Dimanche 8 mars à 21h05 | France 5
Le documentaire « Le Monde en face : Le Pays taliban », réalisé par Solène Chalvon-Fioriti et Marianne Getti, propose une immersion dans l’Afghanistan près de cinq ans après le retour au pouvoir des talibans. À travers un voyage à travers le pays, les journalistes montrent le fonctionnement d’un régime fondamentaliste extrêmement strict, largement isolé du reste du monde et particulièrement répressif envers les femmes.
Le film s’ouvre sur le témoignage d’Abu, un jeune garçon dont la famille est liée aux talibans. Avec l’innocence de son âge, il explique que ses proches servent le pays en arrêtant les voleurs ou les personnes qui boivent de l’alcool. Ce regard d’enfant révèle l’idéologie inculquée dès le plus jeune âge. Dans cette société profondément conservatrice, les relations entre filles et garçons sont fortement limitées, même si Abu avoue jouer au ballon avec sa sœur malgré l’interdit.
Depuis la prise de pouvoir des talibans en 2021, l’Afghanistan est devenu l’« Émirat islamique d’Afghanistan », un régime très rigide et largement non reconnu par la communauté internationale. Le pouvoir est centralisé autour de l’émir et d’une interprétation radicale de la charia. Pourtant, la réalité du pays reste marquée par les structures tribales et rurales : environ 75 % de la population vit dans les campagnes. Après plus de quarante ans de guerre, de nombreux Afghans aspirent avant tout à la sécurité et à la fin des violences. Dans ce contexte, certains acceptent le pouvoir taliban par résignation ou par recherche de stabilité.

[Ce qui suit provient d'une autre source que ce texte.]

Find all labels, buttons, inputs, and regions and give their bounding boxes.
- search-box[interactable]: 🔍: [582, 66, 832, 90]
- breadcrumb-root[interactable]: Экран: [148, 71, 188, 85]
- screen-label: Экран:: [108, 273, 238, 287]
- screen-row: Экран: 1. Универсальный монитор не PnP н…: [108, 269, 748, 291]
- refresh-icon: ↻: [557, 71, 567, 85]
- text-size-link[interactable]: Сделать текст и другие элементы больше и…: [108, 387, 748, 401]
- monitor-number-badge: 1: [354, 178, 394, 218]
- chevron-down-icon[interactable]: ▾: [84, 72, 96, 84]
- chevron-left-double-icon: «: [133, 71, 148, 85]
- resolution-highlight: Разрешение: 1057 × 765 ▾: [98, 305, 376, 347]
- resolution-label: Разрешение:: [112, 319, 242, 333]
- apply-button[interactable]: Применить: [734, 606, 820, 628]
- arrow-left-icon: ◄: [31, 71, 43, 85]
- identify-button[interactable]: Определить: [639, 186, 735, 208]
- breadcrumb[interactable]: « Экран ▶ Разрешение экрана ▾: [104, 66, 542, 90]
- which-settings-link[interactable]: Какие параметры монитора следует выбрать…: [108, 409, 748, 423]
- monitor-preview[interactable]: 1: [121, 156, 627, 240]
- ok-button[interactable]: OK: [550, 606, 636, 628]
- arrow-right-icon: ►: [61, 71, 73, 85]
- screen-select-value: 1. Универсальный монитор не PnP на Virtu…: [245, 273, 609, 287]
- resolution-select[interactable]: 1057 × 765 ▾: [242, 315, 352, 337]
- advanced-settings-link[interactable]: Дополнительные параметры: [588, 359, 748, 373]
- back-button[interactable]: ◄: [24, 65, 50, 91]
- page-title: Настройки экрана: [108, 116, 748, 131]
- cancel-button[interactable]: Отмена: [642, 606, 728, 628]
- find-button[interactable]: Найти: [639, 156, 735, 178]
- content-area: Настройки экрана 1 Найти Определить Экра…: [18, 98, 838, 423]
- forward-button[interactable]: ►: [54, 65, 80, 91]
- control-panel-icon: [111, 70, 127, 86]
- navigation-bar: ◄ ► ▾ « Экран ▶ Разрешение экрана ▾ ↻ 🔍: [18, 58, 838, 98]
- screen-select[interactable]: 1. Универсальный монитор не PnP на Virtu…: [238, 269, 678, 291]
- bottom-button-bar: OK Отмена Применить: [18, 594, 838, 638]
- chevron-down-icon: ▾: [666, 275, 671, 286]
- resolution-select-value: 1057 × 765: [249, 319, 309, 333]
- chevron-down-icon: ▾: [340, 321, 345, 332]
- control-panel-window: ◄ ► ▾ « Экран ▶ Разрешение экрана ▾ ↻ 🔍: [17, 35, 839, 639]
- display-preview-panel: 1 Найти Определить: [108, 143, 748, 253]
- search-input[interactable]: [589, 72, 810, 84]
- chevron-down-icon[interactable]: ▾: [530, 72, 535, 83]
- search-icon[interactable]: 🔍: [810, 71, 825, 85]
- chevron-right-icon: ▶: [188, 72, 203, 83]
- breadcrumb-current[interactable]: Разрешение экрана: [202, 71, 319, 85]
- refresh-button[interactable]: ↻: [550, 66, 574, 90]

Cependant, cette stabilité apparente s’accompagne de restrictions extrêmes des libertés. Les talibans imposent de nombreux décrets, dont une soixantaine ciblent spécifiquement les femmes. Elles sont progressivement effacées de l’espace public : interdiction de travailler dans de nombreux secteurs, restrictions de déplacement et interdiction d’accéder à l’éducation au-delà du collège. La police religieuse, chargée de faire respecter la morale, contrôle le comportement et la tenue des femmes, souvent avec brutalité.
Malgré cette répression, certaines Afghanes résistent discrètement. Dans certaines villes, des salons de beauté clandestins continuent d’exister et des fêtes privées permettent encore d’écouter de la musique. Dans le domaine de la santé, la situation est particulièrement critique. Les femmes médecins ayant disparu des hôpitaux et la gynécologie étant presque inexistante, la mortalité maternelle est très élevée. Face à cela, des initiatives clandestines apparaissent : par exemple, l’ancienne soignante Layle Ashimi forme secrètement d’anciennes étudiantes en médecine dans l’arrière-boutique d’une pharmacie afin de maintenir un minimum de soins pour les femmes.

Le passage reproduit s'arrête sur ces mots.